Tom Holland torna nel ruolo di Spider-Man, personalmente non ho mai amato troppo questo giovane attore, ma un po’ la scrittura del personaggio un po’ l’esperienza acquisita hanno reso la sua interpretazione veramente di livello alto. È riuscito a trasmettere ciò che Peter provava anche al pubblico in sala, con un’espressività notevole. Torna anche Zendaya nel ruolo di MJ, si dimostra ancora una volta una valida attrice riesce a cogliere tutte le particolarità di questa Mary Jane (essendo totalmente differente da quella dei fumetti) e a trasportarle nella sua performance. Ritroviamo l’immancabile Samuel Lee Jackson nei panni della spia per eccellenza Fury, che dire interpretazione impeccabile, tanto che porta altre sfaccettature del suo personaggio che non avevamo mai visto. Abbiamo Jake Gyllenhaal nel ruolo di Mysterio, ho veramente apprezzato la sua interpretazione nonostante il personaggio fosse scritto male e non avesse chissà quanti sentimenti da trasmettere, lui ci mette tutto se stesso e porta su schermo una performance niente male.

Alla regia troviamo nuovamente Jon Watts, come nel precedente film. Anche questo Spider-Man è perfettamente nello stile del suo regista, che qui riesce ad esprimersi molto meglio che ne precedente. Vediamo un improtanta netta e decisa del regista che non lascia nulla al caso e armonizza il tutto, avendo un’ ottima gestione dei tempi e delle scene.
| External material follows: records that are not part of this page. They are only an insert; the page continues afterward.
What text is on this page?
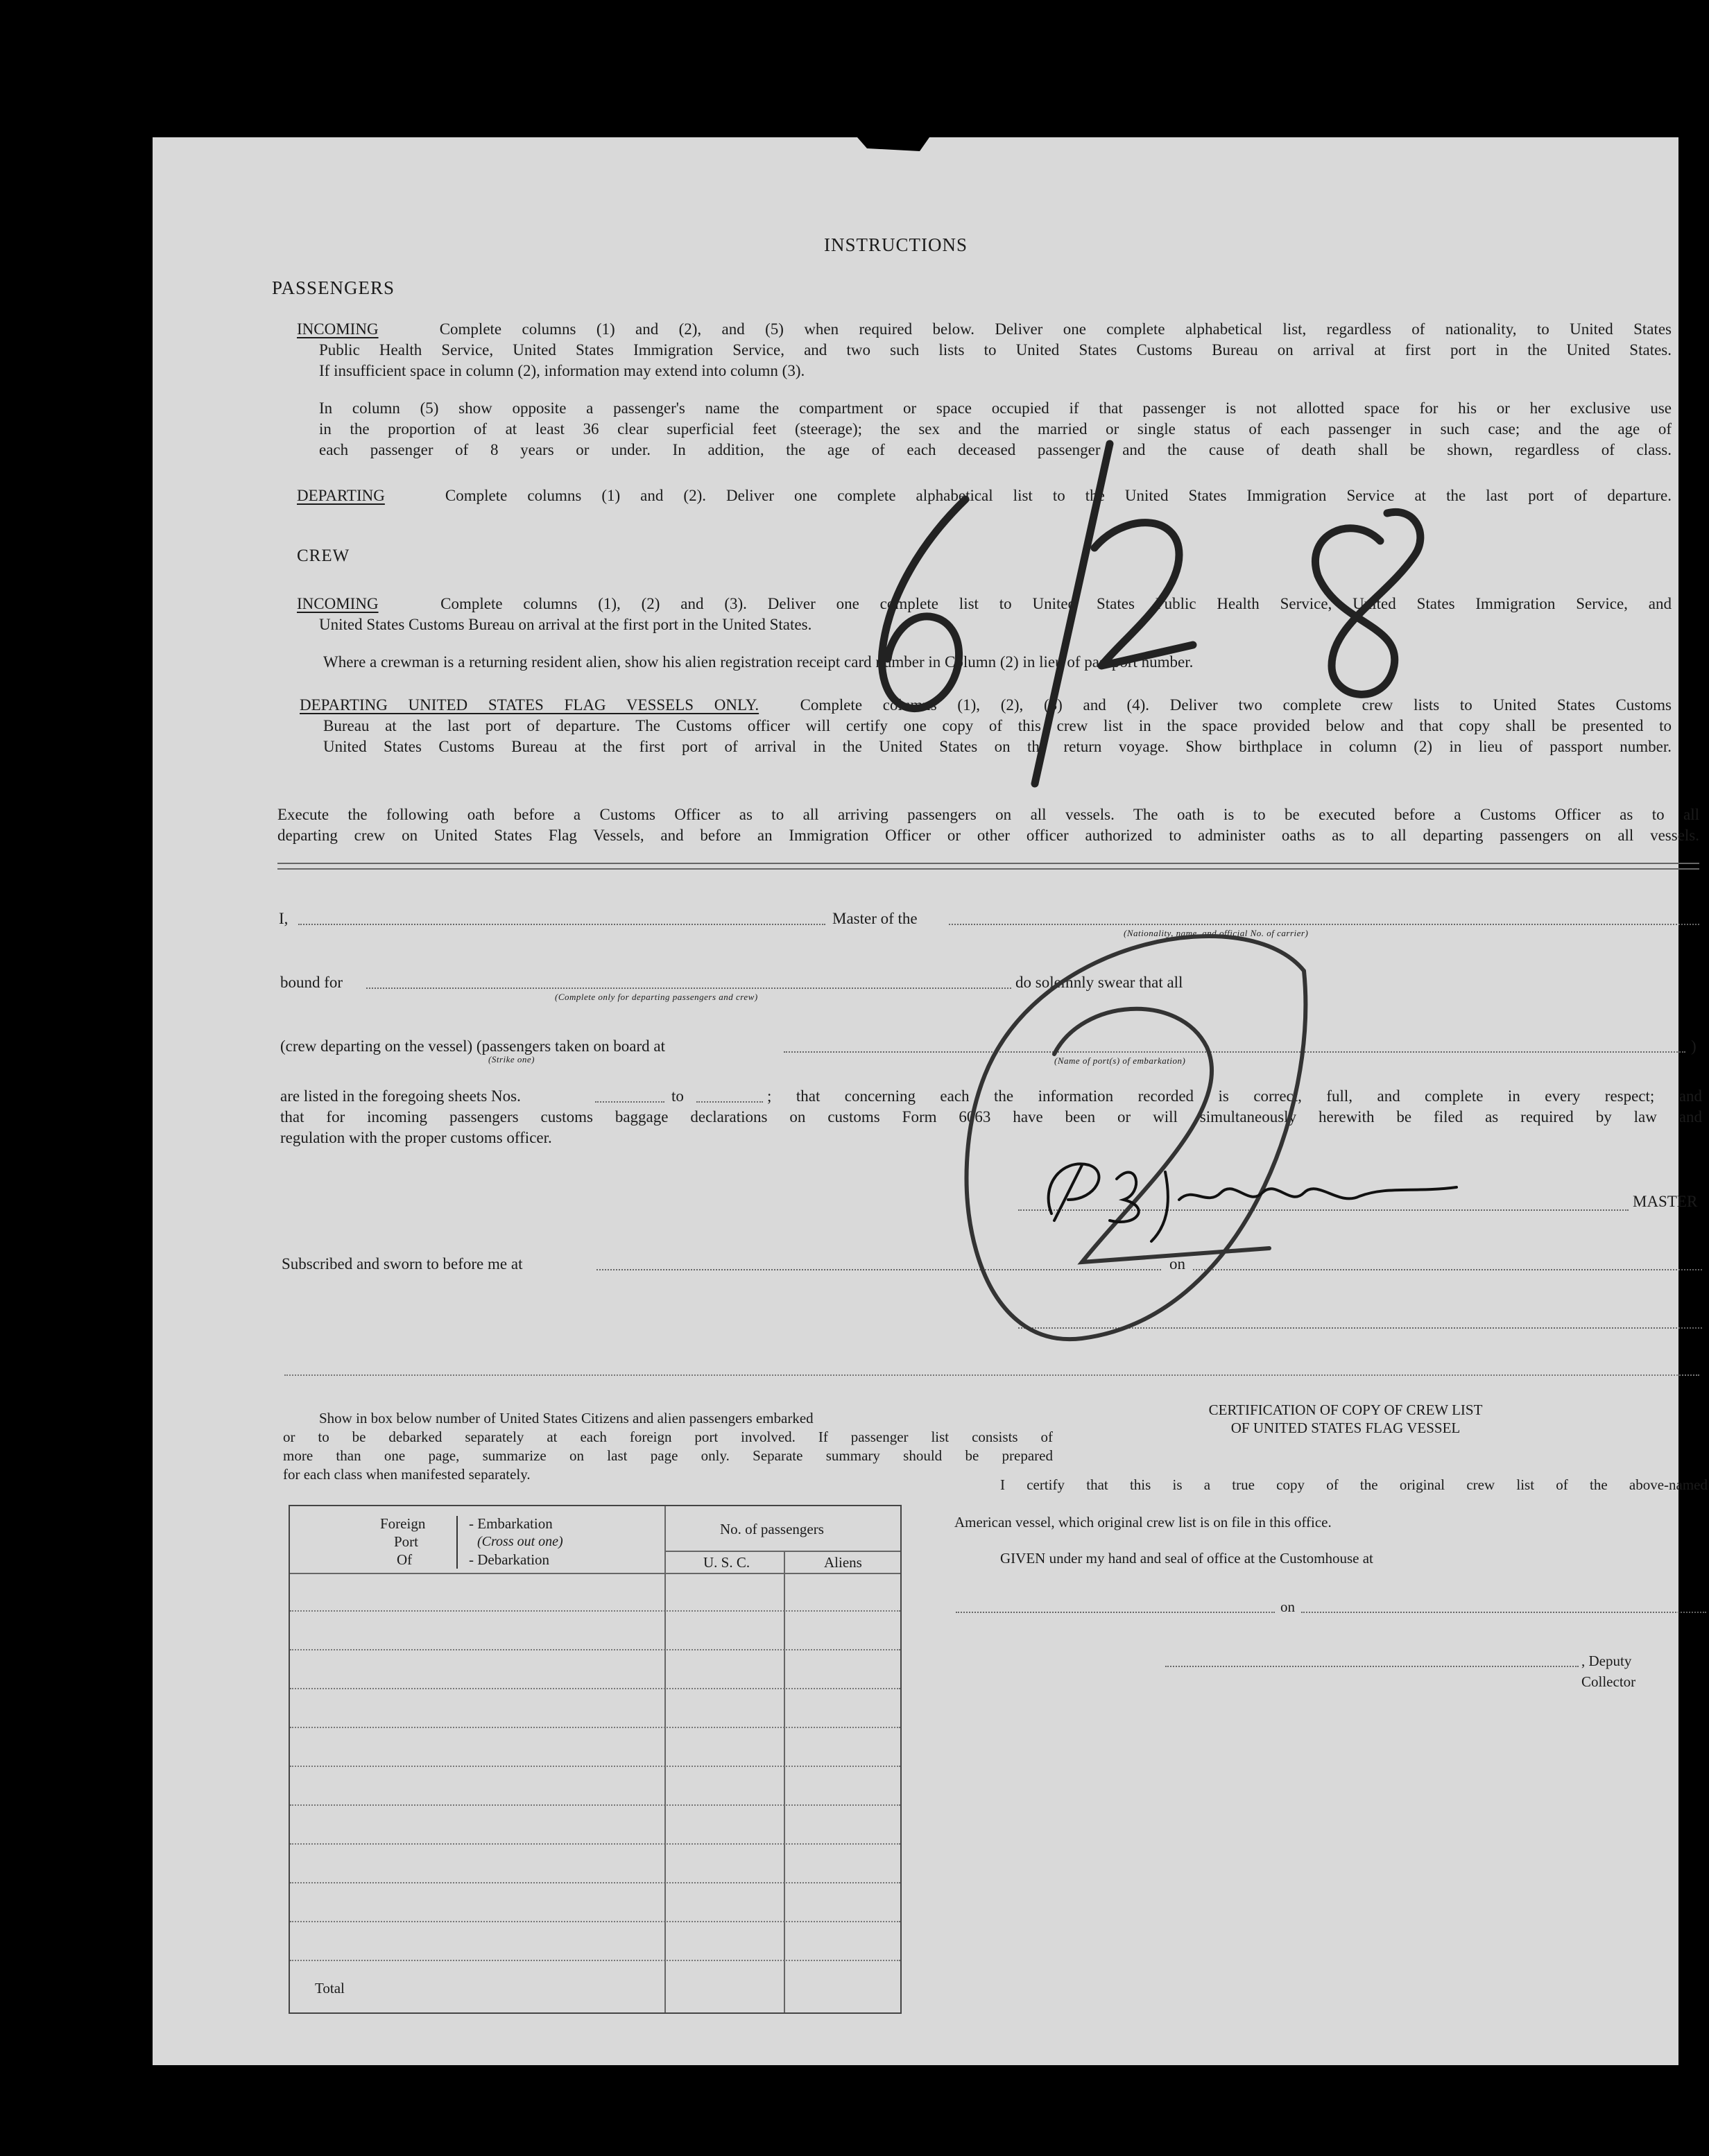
INSTRUCTIONS
PASSENGERS
INCOMING	Complete columns (1) and (2), and (5) when required below. Deliver one complete alphabetical list, regardless of nationality, to United States
Public Health Service, United States Immigration Service, and two such lists to United States Customs Bureau on arrival at first port in the United States.
If insufficient space in column (2), information may extend into column (3).
In column (5) show opposite a passenger's name the compartment or space occupied if that passenger is not allotted space for his or her exclusive use
in the proportion of at least 36 clear superficial feet (steerage); the sex and the married or single status of each passenger in such case; and the age of
each passenger of 8 years or under. In addition, the age of each deceased passenger and the cause of death shall be shown, regardless of class.
DEPARTING	Complete columns (1) and (2). Deliver one complete alphabetical list to the United States Immigration Service at the last port of departure.
CREW
INCOMING	Complete columns (1), (2) and (3). Deliver one complete list to United States Public Health Service, United States Immigration Service, and
United States Customs Bureau on arrival at the first port in the United States.
Where a crewman is a returning resident alien, show his alien registration receipt card number in Column (2) in lieu of passport number.
DEPARTING UNITED STATES FLAG VESSELS ONLY.	Complete columns (1), (2), (3) and (4). Deliver two complete crew lists to United States Customs
Bureau at the last port of departure. The Customs officer will certify one copy of this crew list in the space provided below and that copy shall be presented to
United States Customs Bureau at the first port of arrival in the United States on the return voyage. Show birthplace in column (2) in lieu of passport number.
Execute the following oath before a Customs Officer as to all arriving passengers on all vessels. The oath is to be executed before a Customs Officer as to all
departing crew on United States Flag Vessels, and before an Immigration Officer or other officer authorized to administer oaths as to all departing passengers on all vessels.
I,	Master of the
(Nationality, name, and official No. of carrier)
bound for
(Complete only for departing passengers and crew)
do solemnly swear that all
(crew departing on the vessel) (passengers taken on board at
(Strike one)	(Name of port(s) of embarkation)
)
are listed in the foregoing sheets Nos.	to	; that concerning each the information recorded is correct, full, and complete in every respect; and
that for incoming passengers customs baggage declarations on customs Form 6063 have been or will simultaneously herewith be filed as required by law and
regulation with the proper customs officer.
MASTER
Subscribed and sworn to before me at	on
Show in box below number of United States Citizens and alien passengers embarked
or to be debarked separately at each foreign port involved. If passenger list consists of
more than one page, summarize on last page only. Separate summary should be prepared
for each class when manifested separately.
Foreign
Port
Of
- Embarkation
(Cross out one)
- Debarkation
No. of passengers
U. S. C.	Aliens
Total
CERTIFICATION OF COPY OF CREW LIST
OF UNITED STATES FLAG VESSEL
I certify that this is a true copy of the original crew list of the above-named
American vessel, which original crew list is on file in this office.
GIVEN under my hand and seal of office at the Customhouse at
on
, Deputy Collector
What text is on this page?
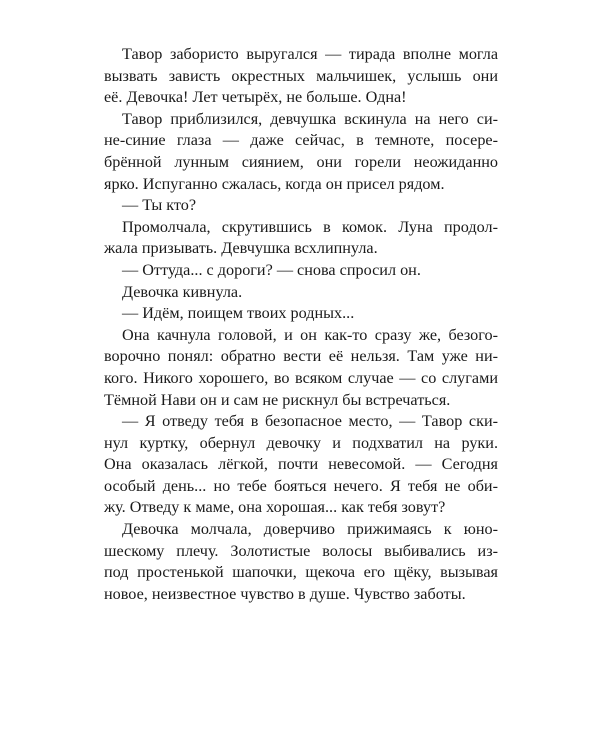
Тавор забористо выругался — тирада вполне могла
вызвать зависть окрестных мальчишек, услышь они
её. Девочка! Лет четырёх, не больше. Одна!
Тавор приблизился, девчушка вскинула на него си-
не-синие глаза — даже сейчас, в темноте, посере-
брённой лунным сиянием, они горели неожиданно
ярко. Испуганно сжалась, когда он присел рядом.
— Ты кто?
Промолчала, скрутившись в комок. Луна продол-
жала призывать. Девчушка всхлипнула.
— Оттуда... с дороги? — снова спросил он.
Девочка кивнула.
— Идём, поищем твоих родных...
Она качнула головой, и он как-то сразу же, безого-
ворочно понял: обратно вести её нельзя. Там уже ни-
кого. Никого хорошего, во всяком случае — со слугами
Тёмной Нави он и сам не рискнул бы встречаться.
— Я отведу тебя в безопасное место, — Тавор ски-
нул куртку, обернул девочку и подхватил на руки.
Она оказалась лёгкой, почти невесомой. — Сегодня
особый день... но тебе бояться нечего. Я тебя не оби-
жу. Отведу к маме, она хорошая... как тебя зовут?
Девочка молчала, доверчиво прижимаясь к юно-
шескому плечу. Золотистые волосы выбивались из-
под простенькой шапочки, щекоча его щёку, вызывая
новое, неизвестное чувство в душе. Чувство заботы.
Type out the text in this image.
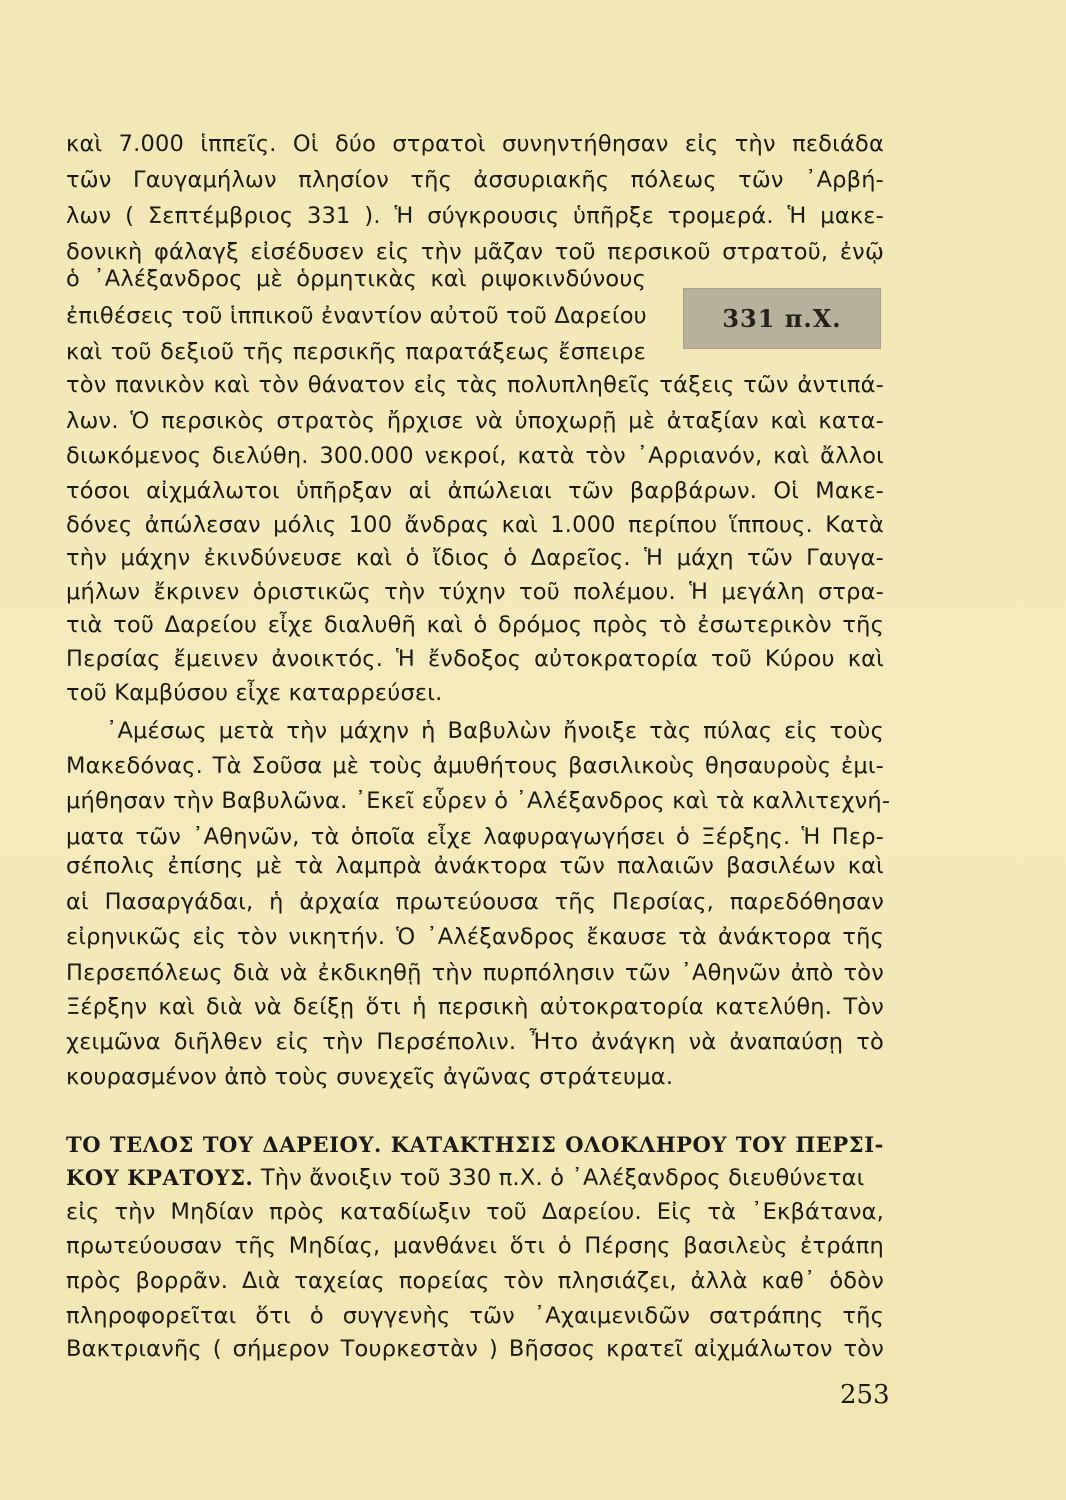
καὶ 7.000 ἱππεῖς. Οἱ δύο στρατοὶ συνηντήθησαν εἰς τὴν πεδιάδα
τῶν Γαυγαμήλων πλησίον τῆς ἀσσυριακῆς πόλεως τῶν ᾿Αρβή-
λων ( Σεπτέμβριος 331 ). Ἡ σύγκρουσις ὑπῆρξε τρομερά. Ἡ μακε-
δονικὴ φάλαγξ εἰσέδυσεν εἰς τὴν μᾶζαν τοῦ περσικοῦ στρατοῦ, ἐνῷ
ὁ ᾿Αλέξανδρος μὲ ὁρμητικὰς καὶ ριψοκινδύνους
ἐπιθέσεις τοῦ ἱππικοῦ ἐναντίον αὐτοῦ τοῦ Δαρείου
καὶ τοῦ δεξιοῦ τῆς περσικῆς παρατάξεως ἔσπειρε
331 π.Χ.
τὸν πανικὸν καὶ τὸν θάνατον εἰς τὰς πολυπληθεῖς τάξεις τῶν ἀντιπά-
λων. Ὁ περσικὸς στρατὸς ἤρχισε νὰ ὑποχωρῇ μὲ ἀταξίαν καὶ κατα-
διωκόμενος διελύθη. 300.000 νεκροί, κατὰ τὸν ᾿Αρριανόν, καὶ ἄλλοι
τόσοι αἰχμάλωτοι ὑπῆρξαν αἱ ἀπώλειαι τῶν βαρβάρων. Οἱ Μακε-
δόνες ἀπώλεσαν μόλις 100 ἄνδρας καὶ 1.000 περίπου ἵππους. Κατὰ
τὴν μάχην ἐκινδύνευσε καὶ ὁ ἴδιος ὁ Δαρεῖος. Ἡ μάχη τῶν Γαυγα-
μήλων ἔκρινεν ὁριστικῶς τὴν τύχην τοῦ πολέμου. Ἡ μεγάλη στρα-
τιὰ τοῦ Δαρείου εἶχε διαλυθῆ καὶ ὁ δρόμος πρὸς τὸ ἐσωτερικὸν τῆς
Περσίας ἔμεινεν ἀνοικτός. Ἡ ἔνδοξος αὐτοκρατορία τοῦ Κύρου καὶ
τοῦ Καμβύσου εἶχε καταρρεύσει.
᾿Αμέσως μετὰ τὴν μάχην ἡ Βαβυλὼν ἤνοιξε τὰς πύλας εἰς τοὺς
Μακεδόνας. Τὰ Σοῦσα μὲ τοὺς ἀμυθήτους βασιλικοὺς θησαυροὺς ἐμι-
μήθησαν τὴν Βαβυλῶνα. ᾿Εκεῖ εὗρεν ὁ ᾿Αλέξανδρος καὶ τὰ καλλιτεχνή-
ματα τῶν ᾿Αθηνῶν, τὰ ὁποῖα εἶχε λαφυραγωγήσει ὁ Ξέρξης. Ἡ Περ-
σέπολις ἐπίσης μὲ τὰ λαμπρὰ ἀνάκτορα τῶν παλαιῶν βασιλέων καὶ
αἱ Πασαργάδαι, ἡ ἀρχαία πρωτεύουσα τῆς Περσίας, παρεδόθησαν
εἰρηνικῶς εἰς τὸν νικητήν. Ὁ ᾿Αλέξανδρος ἔκαυσε τὰ ἀνάκτορα τῆς
Περσεπόλεως διὰ νὰ ἐκδικηθῇ τὴν πυρπόλησιν τῶν ᾿Αθηνῶν ἀπὸ τὸν
Ξέρξην καὶ διὰ νὰ δείξῃ ὅτι ἡ περσικὴ αὐτοκρατορία κατελύθη. Τὸν
χειμῶνα διῆλθεν εἰς τὴν Περσέπολιν. Ἦτο ἀνάγκη νὰ ἀναπαύσῃ τὸ
κουρασμένον ἀπὸ τοὺς συνεχεῖς ἀγῶνας στράτευμα.
ΤΟ ΤΕΛΟΣ ΤΟΥ ΔΑΡΕΙΟΥ. ΚΑΤΑΚΤΗΣΙΣ ΟΛΟΚΛΗΡΟΥ ΤΟΥ ΠΕΡΣΙ-
ΚΟΥ ΚΡΑΤΟΥΣ. Τὴν ἄνοιξιν τοῦ 330 π.Χ. ὁ ᾿Αλέξανδρος διευθύνεται
εἰς τὴν Μηδίαν πρὸς καταδίωξιν τοῦ Δαρείου. Εἰς τὰ ᾿Εκβάτανα,
πρωτεύουσαν τῆς Μηδίας, μανθάνει ὅτι ὁ Πέρσης βασιλεὺς ἐτράπη
πρὸς βορρᾶν. Διὰ ταχείας πορείας τὸν πλησιάζει, ἀλλὰ καθ᾿ ὁδὸν
πληροφορεῖται ὅτι ὁ συγγενὴς τῶν ᾿Αχαιμενιδῶν σατράπης τῆς
Βακτριανῆς ( σήμερον Τουρκεστὰν ) Βῆσσος κρατεῖ αἰχμάλωτον τὸν
253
Grande punto di forza del film sono gli effetti speciali. Tutte le illusioni di Mystierio sembravano reali nel film tanto quanto fuori, tutte le distruzioni e i grandi cataclismi sono resi alla perfezione.

Arriviamo alle conclusioni. È sicuramente un ottimo film sul Ragno e un film riuscito in generale. Lo consiglio a tutti gli amanti del personaggio fumettistico, ma anche a tutti quelli che vogliono passare una piacevole serata in compagnia di un allegro supereroe.